Diagrama, Dibujo de ingeniería Descripción generada automáticamente

      Sección transversal de una máquina de vapor de Boulton y Watt de finales del siglo xviii. El cilindro principal (C) fue seguramente horadado por Wilkinson. El pistón (P) encaja ceñidamente en el interior, con holgura del canto de un chelín inglés, una décima de pulgada

      Al comienzo de lo que resultaría ser una década entera de construir prototipos y ponerlos a prueba, exhibirlos en funcionamiento y buscar fondos (época durante la cual se mudó del sur de Escocia a los alrededores en vías de rápida industrialización de las regiones centrales de Inglaterra), Watt solicitó una patente que le fue rápidamente otorgada: la número 913 de enero de 1769. Tenía un título engañosamente inocuo: “A New Invented Method of Lessening the Consumption of Steam and Fuel in Fire-Engines” [Método de nueva invención para reducir el consumo de vapor y combustible en las máquinas de fuego]. La discreta redacción falsifica la importancia del invento: una vez perfeccionado, se convertiría en la principal fuente de potencia en casi todas las fábricas, fundiciones y sistemas de transporte, en Gran Bretaña y el resto del mundo, durante todo el siglo siguiente y algunos años más.

      Lo más especialmente notable, además, es que se fraguaba una convergencia histórica. Vecino y activo en el centro del país, y pronto dueño él mismo de una patente (la ya mencionada patente número 1.063 de enero de 1774, separada de la de James Watt por exactamente 150 patentes y cinco años), había otro inventor, ni más ni menos que el maestro fundidor John Wilkinson.

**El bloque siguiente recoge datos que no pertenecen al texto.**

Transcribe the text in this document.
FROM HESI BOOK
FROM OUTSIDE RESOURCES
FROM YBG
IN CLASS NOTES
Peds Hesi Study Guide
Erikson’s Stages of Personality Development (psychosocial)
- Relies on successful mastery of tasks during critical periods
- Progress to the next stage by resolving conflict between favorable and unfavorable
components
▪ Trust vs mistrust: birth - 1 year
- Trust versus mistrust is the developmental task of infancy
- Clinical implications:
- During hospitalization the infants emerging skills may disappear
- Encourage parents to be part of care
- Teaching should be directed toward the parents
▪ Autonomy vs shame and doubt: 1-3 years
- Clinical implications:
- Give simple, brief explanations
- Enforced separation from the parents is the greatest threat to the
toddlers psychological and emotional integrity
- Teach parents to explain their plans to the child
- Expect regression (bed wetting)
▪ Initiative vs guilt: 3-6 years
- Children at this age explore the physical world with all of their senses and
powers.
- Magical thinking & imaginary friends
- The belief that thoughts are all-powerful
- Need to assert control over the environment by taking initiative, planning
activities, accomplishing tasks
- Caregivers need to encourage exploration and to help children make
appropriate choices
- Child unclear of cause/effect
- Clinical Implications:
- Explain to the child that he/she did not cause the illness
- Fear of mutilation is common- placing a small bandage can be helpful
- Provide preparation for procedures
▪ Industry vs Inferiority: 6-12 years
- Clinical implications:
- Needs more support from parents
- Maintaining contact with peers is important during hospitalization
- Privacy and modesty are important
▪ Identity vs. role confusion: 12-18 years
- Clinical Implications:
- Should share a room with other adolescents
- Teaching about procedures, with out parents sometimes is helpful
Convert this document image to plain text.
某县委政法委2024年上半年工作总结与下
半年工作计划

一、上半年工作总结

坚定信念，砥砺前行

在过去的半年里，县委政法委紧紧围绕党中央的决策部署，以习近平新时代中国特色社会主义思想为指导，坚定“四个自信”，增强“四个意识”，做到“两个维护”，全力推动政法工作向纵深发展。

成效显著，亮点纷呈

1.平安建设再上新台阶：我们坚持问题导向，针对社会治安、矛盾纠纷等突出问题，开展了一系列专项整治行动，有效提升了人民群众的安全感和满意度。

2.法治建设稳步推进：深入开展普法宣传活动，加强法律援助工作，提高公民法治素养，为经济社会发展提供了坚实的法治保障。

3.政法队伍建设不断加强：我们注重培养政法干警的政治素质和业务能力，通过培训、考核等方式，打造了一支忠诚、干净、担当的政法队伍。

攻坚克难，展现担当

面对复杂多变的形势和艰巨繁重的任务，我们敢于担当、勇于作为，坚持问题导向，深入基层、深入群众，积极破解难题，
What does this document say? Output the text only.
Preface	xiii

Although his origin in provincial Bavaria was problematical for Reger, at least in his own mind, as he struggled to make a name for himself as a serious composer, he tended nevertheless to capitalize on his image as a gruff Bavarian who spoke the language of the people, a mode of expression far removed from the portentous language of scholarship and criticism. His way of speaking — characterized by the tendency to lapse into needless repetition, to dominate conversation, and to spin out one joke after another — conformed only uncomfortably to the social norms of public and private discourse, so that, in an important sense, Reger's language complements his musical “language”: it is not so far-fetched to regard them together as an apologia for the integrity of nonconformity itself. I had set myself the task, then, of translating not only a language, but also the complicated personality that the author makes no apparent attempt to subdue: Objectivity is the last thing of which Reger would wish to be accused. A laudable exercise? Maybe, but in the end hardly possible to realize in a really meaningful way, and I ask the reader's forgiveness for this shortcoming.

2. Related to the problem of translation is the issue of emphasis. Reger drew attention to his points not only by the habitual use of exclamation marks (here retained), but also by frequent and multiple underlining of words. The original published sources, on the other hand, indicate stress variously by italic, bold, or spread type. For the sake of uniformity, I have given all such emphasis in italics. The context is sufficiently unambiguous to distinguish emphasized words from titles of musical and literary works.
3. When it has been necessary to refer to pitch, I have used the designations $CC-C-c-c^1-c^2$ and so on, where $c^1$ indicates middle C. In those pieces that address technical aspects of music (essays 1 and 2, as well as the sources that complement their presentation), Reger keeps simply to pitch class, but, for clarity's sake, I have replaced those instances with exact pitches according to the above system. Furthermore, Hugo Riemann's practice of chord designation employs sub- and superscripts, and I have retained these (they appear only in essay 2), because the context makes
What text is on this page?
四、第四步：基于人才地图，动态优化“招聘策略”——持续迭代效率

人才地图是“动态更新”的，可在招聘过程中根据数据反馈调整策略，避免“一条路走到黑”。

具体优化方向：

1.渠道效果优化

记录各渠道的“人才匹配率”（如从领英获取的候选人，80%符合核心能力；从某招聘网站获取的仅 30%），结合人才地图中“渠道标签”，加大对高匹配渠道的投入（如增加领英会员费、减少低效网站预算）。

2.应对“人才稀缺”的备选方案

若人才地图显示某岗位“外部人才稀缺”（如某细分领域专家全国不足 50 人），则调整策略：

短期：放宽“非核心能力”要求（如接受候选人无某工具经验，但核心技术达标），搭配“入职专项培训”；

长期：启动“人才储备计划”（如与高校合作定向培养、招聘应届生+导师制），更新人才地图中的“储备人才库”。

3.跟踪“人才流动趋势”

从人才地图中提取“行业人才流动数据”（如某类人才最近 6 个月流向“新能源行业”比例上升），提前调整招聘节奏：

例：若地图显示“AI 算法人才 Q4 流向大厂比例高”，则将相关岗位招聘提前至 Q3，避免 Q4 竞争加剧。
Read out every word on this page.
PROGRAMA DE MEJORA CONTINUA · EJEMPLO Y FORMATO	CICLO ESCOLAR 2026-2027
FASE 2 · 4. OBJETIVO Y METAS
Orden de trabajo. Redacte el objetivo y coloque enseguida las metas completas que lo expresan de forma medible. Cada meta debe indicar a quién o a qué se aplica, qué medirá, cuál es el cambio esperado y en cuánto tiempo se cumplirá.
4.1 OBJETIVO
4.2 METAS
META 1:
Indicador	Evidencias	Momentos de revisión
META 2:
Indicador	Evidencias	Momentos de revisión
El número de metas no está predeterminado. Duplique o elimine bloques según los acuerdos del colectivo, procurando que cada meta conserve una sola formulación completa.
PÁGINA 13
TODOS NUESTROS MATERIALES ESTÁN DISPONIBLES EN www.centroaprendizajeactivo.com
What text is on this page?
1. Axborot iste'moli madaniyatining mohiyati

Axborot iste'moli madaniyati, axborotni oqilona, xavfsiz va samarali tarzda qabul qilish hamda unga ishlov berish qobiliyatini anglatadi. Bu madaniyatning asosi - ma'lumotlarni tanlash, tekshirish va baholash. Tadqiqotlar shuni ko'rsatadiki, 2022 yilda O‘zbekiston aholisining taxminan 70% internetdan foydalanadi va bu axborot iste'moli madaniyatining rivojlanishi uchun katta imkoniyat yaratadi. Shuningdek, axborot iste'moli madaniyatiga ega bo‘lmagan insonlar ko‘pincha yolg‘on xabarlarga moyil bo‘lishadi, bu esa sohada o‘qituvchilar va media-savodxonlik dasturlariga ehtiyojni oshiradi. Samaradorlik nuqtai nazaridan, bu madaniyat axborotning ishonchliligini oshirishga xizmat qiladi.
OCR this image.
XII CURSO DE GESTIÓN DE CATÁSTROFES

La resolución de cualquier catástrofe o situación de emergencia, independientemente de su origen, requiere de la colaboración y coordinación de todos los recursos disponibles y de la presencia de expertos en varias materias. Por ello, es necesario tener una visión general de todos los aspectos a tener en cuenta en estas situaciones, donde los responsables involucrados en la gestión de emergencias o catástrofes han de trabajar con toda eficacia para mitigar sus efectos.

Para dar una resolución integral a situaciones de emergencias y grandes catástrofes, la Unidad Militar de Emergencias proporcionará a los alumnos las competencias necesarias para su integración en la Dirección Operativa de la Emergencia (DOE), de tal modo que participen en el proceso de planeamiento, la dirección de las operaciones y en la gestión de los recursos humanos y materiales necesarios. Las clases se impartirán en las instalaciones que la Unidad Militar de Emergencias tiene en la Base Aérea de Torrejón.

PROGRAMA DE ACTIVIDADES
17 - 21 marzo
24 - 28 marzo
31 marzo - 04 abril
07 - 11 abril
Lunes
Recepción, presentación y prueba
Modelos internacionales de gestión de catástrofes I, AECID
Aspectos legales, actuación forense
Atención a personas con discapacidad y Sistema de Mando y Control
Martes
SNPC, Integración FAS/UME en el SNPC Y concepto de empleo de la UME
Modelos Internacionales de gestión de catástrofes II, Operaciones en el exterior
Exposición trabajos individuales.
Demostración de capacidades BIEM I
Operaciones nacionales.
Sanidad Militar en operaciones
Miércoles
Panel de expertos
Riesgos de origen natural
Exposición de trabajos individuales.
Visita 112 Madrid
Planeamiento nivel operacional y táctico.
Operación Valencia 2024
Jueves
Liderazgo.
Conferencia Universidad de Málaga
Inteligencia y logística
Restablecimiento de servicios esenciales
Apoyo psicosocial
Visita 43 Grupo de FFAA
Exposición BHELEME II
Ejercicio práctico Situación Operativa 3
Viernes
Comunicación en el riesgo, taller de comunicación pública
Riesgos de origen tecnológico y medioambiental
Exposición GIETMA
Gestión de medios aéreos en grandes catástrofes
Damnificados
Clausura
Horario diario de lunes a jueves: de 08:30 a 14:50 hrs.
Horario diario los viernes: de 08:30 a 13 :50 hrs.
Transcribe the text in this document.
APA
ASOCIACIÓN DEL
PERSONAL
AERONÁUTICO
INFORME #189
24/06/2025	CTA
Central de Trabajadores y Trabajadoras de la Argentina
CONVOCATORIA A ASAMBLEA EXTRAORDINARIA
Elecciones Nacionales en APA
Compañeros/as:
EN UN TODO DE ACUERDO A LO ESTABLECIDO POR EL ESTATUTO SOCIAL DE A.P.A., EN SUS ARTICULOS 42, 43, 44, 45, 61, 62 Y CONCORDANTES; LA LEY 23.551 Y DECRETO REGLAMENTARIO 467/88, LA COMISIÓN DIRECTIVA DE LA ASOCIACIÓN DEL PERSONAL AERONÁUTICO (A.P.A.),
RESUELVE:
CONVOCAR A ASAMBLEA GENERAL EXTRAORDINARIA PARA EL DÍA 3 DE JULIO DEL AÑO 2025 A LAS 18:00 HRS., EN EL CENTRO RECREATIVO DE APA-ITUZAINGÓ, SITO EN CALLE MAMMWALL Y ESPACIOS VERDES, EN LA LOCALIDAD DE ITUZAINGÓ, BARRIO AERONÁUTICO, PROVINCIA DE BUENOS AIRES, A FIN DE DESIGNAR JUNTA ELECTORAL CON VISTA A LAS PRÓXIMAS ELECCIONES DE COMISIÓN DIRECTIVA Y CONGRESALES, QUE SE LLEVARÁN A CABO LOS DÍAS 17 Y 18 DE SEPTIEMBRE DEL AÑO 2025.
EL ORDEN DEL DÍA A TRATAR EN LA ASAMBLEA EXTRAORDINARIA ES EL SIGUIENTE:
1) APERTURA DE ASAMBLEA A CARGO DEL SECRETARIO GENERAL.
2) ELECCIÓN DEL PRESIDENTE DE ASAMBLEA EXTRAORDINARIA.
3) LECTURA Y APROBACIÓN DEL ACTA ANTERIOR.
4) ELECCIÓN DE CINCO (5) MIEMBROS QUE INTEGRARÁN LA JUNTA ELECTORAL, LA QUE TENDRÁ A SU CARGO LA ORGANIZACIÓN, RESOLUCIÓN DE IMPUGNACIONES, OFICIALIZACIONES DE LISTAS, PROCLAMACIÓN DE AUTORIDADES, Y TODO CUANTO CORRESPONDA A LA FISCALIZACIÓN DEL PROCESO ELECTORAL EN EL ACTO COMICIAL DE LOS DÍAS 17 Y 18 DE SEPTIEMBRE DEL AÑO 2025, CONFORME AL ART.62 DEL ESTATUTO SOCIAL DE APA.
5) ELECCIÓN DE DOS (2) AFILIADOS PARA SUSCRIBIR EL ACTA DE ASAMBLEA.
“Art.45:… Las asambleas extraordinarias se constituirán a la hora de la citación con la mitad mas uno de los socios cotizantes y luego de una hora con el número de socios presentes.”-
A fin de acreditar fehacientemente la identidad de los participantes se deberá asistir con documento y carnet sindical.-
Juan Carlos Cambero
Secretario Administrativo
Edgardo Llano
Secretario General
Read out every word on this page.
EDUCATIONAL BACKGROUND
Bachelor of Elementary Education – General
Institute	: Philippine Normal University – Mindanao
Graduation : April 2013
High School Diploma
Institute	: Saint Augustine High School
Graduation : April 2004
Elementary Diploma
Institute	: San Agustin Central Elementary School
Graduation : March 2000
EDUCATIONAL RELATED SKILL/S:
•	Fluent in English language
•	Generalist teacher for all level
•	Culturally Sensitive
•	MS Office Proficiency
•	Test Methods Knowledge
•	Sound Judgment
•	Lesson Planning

      Para entonces, la afable locura de Wilkinson empezaba a manifestarse en medio de la comunidad del negocio del hierro: todos se enteraron de que había construido un púlpito de hierro desde el que peroraba sus sermones, un barco de hierro que había echado a navegar en varios ríos, un escritorio de hierro y un ataúd de hierro dentro del cual se escondía de vez en cuando para dar sustos con su travesura. Muchas mujeres gustaban de visitarlo, a pesar de ser un hombre poco atractivo, con el rostro enteramente picado de viruelas. Tenía un apetito sexual vigoroso. A los setenta y ocho años engendró un hijo con una sirvienta, ímpetu del que estaba extraordinariamente orgulloso. Durante una época, mantuvo un serrallo con tres mujeres del servicio, cada cual ignorante de las otras dos.

      Pero Wilkinson podía prescindir de tales distracciones y lo hizo. Para el año 1775, él y Watt, dueños de temperamentos muy diferentes, habían hecho amistad, si bien dicha amistad se cimentaba más en los negocios que en el afecto. No pasó mucho tiempo antes de que sus dos inventos fuesen combinados para su mutuo beneficio comercial. El “New Method of Casting and Boring Iron Guns or Cannon” de Wilkinson contrajo matrimonio con el “New Invented Method of Lessening the Consumption of Steam and Fuel in Fire-Engines” de Watt. Un matrimonio que resultaría a la postre tan conveniente como necesario.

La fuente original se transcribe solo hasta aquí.